Black locust, also known as false acacia, is a deciduous tree in the family Fabaceae. Originally native only to a small area of the United States, black locust has been introduced and naturalized throughout temperate North America, as well as parts of Europe and Asia. This medium-sized tree typically reaches 80 feet (24 meters) in height. The black locust is typically upright and narrow in form with gray to reddish-black, deeply furrowed bark. The leaves of the black locust are pinnately compound and alternately arranged, with each leaf having thirteen egg-shaped leaflets. The flowers of the black locust emerge in early to mid-spring in large drooping groups of white flowers with yellow centers. They resemble the imperfect shape typical of legume flowers, are very fragrant, and produce large quantities of nectar. Black locusts produce fruits that ripen in autumn in brown pea-like pods. The black locust also features short pairs of prickles along the trunk. The black locust has the ability to form nodules on its roots, allowing it to form symbiotic relationships with nitrogen-fixing bacteria.

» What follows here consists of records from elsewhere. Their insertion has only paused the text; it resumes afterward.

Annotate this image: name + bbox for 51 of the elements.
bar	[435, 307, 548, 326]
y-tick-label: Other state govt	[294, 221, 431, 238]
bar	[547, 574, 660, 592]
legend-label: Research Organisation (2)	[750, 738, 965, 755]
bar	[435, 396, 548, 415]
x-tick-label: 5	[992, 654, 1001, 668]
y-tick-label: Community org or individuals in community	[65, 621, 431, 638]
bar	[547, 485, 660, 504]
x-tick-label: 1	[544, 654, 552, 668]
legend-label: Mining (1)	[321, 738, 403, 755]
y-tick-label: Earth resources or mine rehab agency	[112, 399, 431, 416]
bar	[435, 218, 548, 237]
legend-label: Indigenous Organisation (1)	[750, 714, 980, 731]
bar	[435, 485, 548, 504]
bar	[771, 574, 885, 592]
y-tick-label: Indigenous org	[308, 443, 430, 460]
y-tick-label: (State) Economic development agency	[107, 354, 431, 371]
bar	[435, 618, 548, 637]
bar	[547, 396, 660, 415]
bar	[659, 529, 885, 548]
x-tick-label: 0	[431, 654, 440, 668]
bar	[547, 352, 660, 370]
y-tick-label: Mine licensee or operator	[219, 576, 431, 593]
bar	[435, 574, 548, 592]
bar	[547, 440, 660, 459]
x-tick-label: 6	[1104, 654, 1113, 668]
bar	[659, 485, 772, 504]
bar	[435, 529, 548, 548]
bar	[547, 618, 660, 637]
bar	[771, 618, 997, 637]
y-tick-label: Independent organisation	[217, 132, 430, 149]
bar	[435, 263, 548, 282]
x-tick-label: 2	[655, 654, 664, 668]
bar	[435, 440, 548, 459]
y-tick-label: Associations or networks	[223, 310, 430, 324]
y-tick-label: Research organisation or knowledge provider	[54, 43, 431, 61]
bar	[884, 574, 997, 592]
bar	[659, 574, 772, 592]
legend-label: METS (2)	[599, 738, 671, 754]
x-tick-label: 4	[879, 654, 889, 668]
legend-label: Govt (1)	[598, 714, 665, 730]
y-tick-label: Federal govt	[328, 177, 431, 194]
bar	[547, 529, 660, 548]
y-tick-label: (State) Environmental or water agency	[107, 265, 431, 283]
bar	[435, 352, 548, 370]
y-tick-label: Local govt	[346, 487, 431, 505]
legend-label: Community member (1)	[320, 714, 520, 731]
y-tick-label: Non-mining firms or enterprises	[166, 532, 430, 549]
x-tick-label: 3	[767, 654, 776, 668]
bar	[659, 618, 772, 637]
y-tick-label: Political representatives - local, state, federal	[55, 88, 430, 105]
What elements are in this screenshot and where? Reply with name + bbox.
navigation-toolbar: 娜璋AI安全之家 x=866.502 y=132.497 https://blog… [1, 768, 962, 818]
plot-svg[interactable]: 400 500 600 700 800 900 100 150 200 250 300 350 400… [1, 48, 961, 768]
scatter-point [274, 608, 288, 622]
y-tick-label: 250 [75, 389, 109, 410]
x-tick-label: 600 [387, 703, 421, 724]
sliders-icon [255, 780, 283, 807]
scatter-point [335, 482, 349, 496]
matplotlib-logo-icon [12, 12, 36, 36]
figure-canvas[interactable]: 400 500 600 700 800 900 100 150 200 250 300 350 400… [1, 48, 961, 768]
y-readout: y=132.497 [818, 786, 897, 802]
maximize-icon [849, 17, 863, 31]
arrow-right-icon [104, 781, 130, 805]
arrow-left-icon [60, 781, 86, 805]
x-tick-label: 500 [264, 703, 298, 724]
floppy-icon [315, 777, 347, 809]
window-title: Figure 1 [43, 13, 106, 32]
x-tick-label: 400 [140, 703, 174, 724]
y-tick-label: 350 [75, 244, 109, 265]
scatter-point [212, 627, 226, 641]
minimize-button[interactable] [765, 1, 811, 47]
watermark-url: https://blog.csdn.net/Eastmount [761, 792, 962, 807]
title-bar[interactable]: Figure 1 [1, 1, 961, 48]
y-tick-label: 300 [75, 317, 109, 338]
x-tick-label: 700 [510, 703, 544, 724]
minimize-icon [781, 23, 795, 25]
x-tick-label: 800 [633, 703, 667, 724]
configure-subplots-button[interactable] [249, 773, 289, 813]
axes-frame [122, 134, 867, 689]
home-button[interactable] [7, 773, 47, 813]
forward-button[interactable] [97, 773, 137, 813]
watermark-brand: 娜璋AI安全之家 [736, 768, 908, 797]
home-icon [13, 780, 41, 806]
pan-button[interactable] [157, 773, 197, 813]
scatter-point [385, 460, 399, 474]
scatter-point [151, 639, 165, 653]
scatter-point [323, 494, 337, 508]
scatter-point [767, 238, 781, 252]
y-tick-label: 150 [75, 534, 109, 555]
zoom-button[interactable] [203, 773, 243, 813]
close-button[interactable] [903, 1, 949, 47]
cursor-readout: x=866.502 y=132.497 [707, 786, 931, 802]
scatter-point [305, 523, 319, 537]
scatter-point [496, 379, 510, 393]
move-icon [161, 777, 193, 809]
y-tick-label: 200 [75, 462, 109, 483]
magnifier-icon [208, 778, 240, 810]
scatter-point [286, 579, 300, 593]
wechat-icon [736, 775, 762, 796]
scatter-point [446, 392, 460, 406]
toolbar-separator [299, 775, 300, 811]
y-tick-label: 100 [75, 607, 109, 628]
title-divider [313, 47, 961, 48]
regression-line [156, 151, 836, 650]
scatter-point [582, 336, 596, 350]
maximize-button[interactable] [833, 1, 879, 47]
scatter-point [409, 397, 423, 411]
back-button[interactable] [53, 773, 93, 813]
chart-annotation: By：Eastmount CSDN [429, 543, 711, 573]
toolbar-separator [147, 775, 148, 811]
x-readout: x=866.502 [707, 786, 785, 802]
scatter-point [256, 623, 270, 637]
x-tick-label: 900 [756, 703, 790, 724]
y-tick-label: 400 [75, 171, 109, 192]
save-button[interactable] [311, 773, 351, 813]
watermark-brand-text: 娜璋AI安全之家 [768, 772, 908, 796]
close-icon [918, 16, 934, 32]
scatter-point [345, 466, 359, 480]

This species is intolerant of shade but is otherwise extremely tough. Thickets of black locust can often be found pioneering the edges of roads and disturbed areas. The tree proliferates easily by spreading through underground suckers and producing a large quantity of seeds each season. Its ability to “fix nitrogen” allows it to colonize areas that lack nutrients. These attributes contribute to black locusts being generally considered “weedy” or even invasive in some areas. The black locust is an important source of nectar and pollen and hosts many insects, squirrels, and birds.

Due to its tough nature, black locust is often planted for erosion control and harvested for durable wood. The large quantities of nectar produced are considered to make high-quality honey. The species is also widely cultivated, more so in Europe than in North America. Several cultivars are available, which are selected for thornless and more regular-shaped specimens.